Initializing with pre-specified population
charishma13 opened this issue · 5 comments
I would like to know how to initialize my population with n members which have pre-specified structure. For example, if i want my initiate population to have 15 members all of which have same expression eg: 1+x. Are there Pysr options to do it or is it something need to be updated. Thank you.
This feature does not yet exist, but it would certainly be nice to add it or simplify existing alternatives. The current strategy is basically to initialise the state manually. Alternatively you could run a search for 1 iteration, and then manipulate the saved state to specify individual members of the population. On the PySR discussions page there are some threads about this too.

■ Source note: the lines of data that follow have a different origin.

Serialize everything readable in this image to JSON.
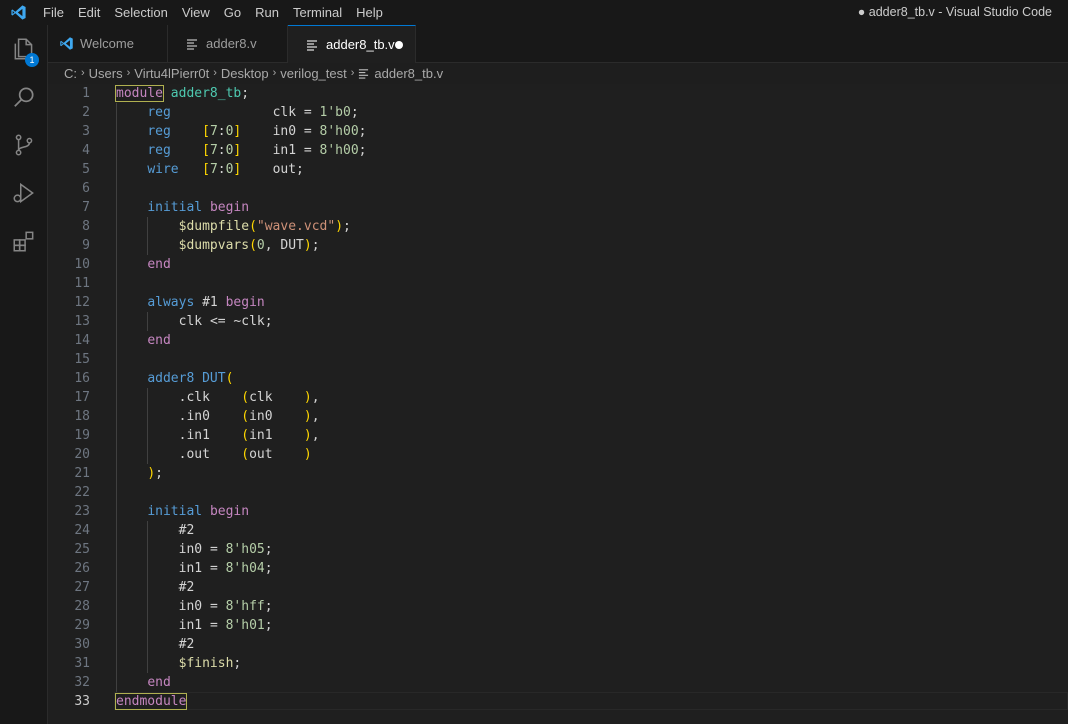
{
  "titlebar": {
    "menu": [
      "File",
      "Edit",
      "Selection",
      "View",
      "Go",
      "Run",
      "Terminal",
      "Help"
    ],
    "window_title": "● adder8_tb.v - Visual Studio Code"
  },
  "activity": {
    "items": [
      "explorer-icon",
      "search-icon",
      "source-control-icon",
      "run-debug-icon",
      "extensions-icon"
    ],
    "explorer_badge": "1"
  },
  "tabs": [
    {
      "label": "Welcome",
      "icon": "vscode-logo-icon"
    },
    {
      "label": "adder8.v",
      "icon": "lines-icon"
    },
    {
      "label": "adder8_tb.v",
      "icon": "lines-icon",
      "modified": true
    }
  ],
  "breadcrumbs": [
    "C:",
    "Users",
    "Virtu4lPierr0t",
    "Desktop",
    "verilog_test",
    "adder8_tb.v"
  ],
  "editor": {
    "current_line": 33,
    "lines": [
      "module adder8_tb;",
      "    reg             clk = 1'b0;",
      "    reg    [7:0]    in0 = 8'h00;",
      "    reg    [7:0]    in1 = 8'h00;",
      "    wire   [7:0]    out;",
      "",
      "    initial begin",
      "        $dumpfile(\"wave.vcd\");",
      "        $dumpvars(0, DUT);",
      "    end",
      "",
      "    always #1 begin",
      "        clk <= ~clk;",
      "    end",
      "",
      "    adder8 DUT(",
      "        .clk    (clk    ),",
      "        .in0    (in0    ),",
      "        .in1    (in1    ),",
      "        .out    (out    )",
      "    );",
      "",
      "    initial begin",
      "        #2",
      "        in0 = 8'h05;",
      "        in1 = 8'h04;",
      "        #2",
      "        in0 = 8'hff;",
      "        in1 = 8'h01;",
      "        #2",
      "        $finish;",
      "    end",
      "endmodule"
    ]
  },
  "colors": {
    "accent": "#0078d4",
    "keyword": "#569cd6",
    "control": "#c586c0",
    "number": "#b5cea8",
    "string": "#ce9178"
  }
}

Thank you for the suggestion @MilesCranmer. I will check the documentation and do the respective changes. I would also like to know in which Julia file does the actual initialization of population happens for every PySR iteration ?
The initialisation function is here: https://github.com/MilesCranmer/SymbolicRegression.jl/blob/master/src/Population.jl#L36-L62
which gets called here:
I am currently facing challenges in creating a custom saved_state. The saved_state is a tuple consisting of a population and a hall of fame object. I am in the process of developing a custom implementation for both the population and the hall of fame. To date, I have successfully created the PopMember component, following the guidance provided in the discussion available at MilesCranmer/PySR#443. I am attempting to create a population using PopMember instances, and I was considering calling the struct directly for this purpose. However, I am unsure if this approach will work as intended. I am encountering errors with the following code in highlighted line.

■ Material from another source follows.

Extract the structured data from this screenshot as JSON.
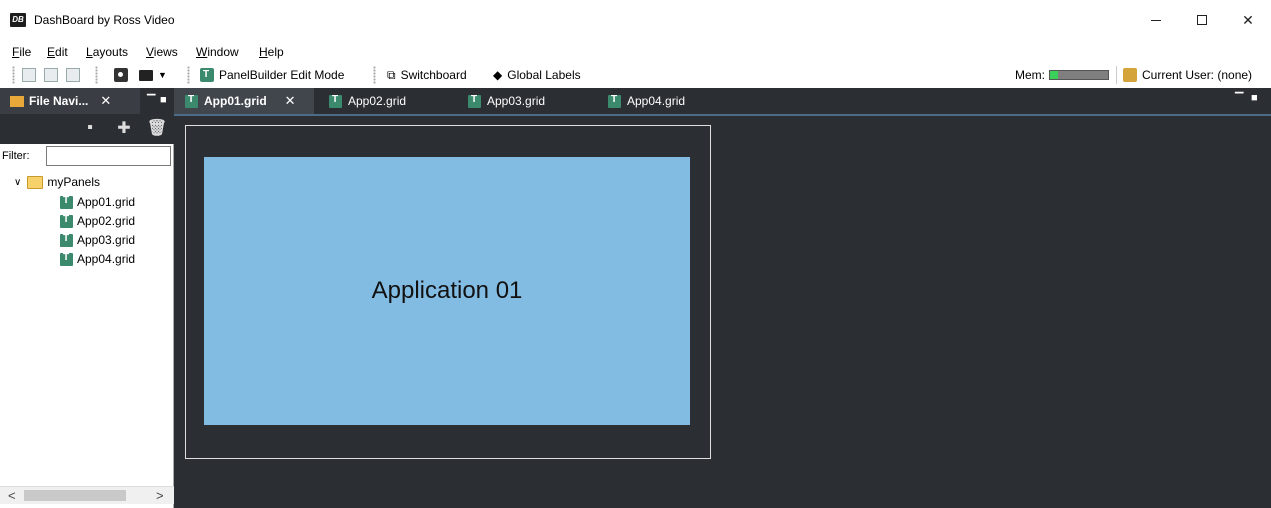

using .SymbolicRegression: Node, Options, equation_search, Dataset, PopMember, HallOfFame, Population
using CSV
using DataFrames
val = Node{Float64}(val=162.0)
xsi = Node{Float64}(val=1.224f0)
options = Options(binary_operators=[+, -, *, /])
csv_file_path = "water_water.csv"
data = CSV.File(csv_file_path) |> DataFrame
X1 = reshape(data."Angle", 1, :)
X2 = reshape(data."OH1", 1, :)
X3 = reshape(data."OH2", 1, :)
X4 = reshape(data."H1H2", 1, :)
X = [X1 X2 X3 X4]
X = reshape(X, 4, :)
y = data."Energy"
# Assuming y is your target variable
y_min = minimum(y)
y_scaled = (y .- y_min) * 2625.5002
dataset = Dataset(X, y_scaled)
# Format to PopMember:
member = PopMember(dataset, val, options; deterministic=false)

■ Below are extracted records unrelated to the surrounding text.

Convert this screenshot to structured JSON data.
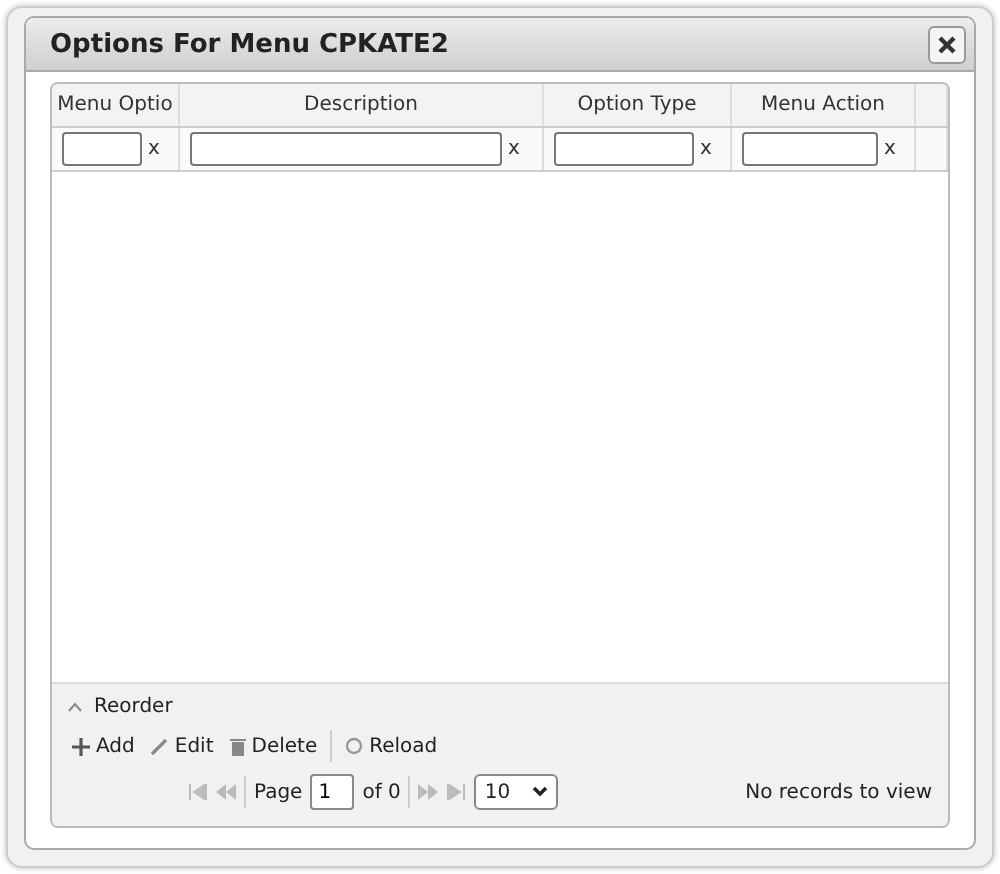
{
  "dialog": {
    "title": "Options For Menu CPKATE2"
  },
  "table": {
    "columns": [
      {
        "label": "Menu Optio",
        "clear": "x"
      },
      {
        "label": "Description",
        "clear": "x"
      },
      {
        "label": "Option Type",
        "clear": "x"
      },
      {
        "label": "Menu Action",
        "clear": "x"
      }
    ]
  },
  "reorder": {
    "label": "Reorder"
  },
  "toolbar": [
    {
      "kind": "add",
      "label": "Add"
    },
    {
      "kind": "edit",
      "label": "Edit"
    },
    {
      "kind": "delete",
      "label": "Delete"
    },
    {
      "kind": "reload",
      "label": "Reload"
    }
  ],
  "pager": {
    "page_label": "Page",
    "page": "1",
    "of": "of 0",
    "page_size": "10",
    "status": "No records to view"
  }
}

member1 = PopMember(dataset, xsi, options; deterministic=false)
>> population = Population{Float32, Float64, Node{Float32}}([member, member1], 2)
ERROR
ERROR: LoadError: TypeError: in Population, in L, expected L<:Real, got a value of type Float64
Stacktrace:
[1] top-level scope
@ ~/LU_Exp/popmembers_hof.jl:77
Hello @MilesCranmer,
I have managed to populate the Population using the following code: Population{Float64, Float64, Node{Float64}}([member for _ in 1:33],33)
I would like to inquire about where the initialization begins within the SymbolicRegression.jl framework, particularly with respect to functions such as _main_search_loop, _warmup_search, _initialize_search, and _create_workers. Would you please clarify which function is responsible for invoking the Population struct and initiating its initialization?.
Our intention is to modify the process starting from the initial population phase, allowing PySR to search for equations based on a predefined expression given using the saved_state. We have successfully implemented a custom saved_state
for equation search and are utilizing it in the equation search process. However, the hall of fame is initiating from our specified expression and is restarting the search from a complexity of 1. Could you please advice on how to use saved_state so that the equation search starts from our defined expression.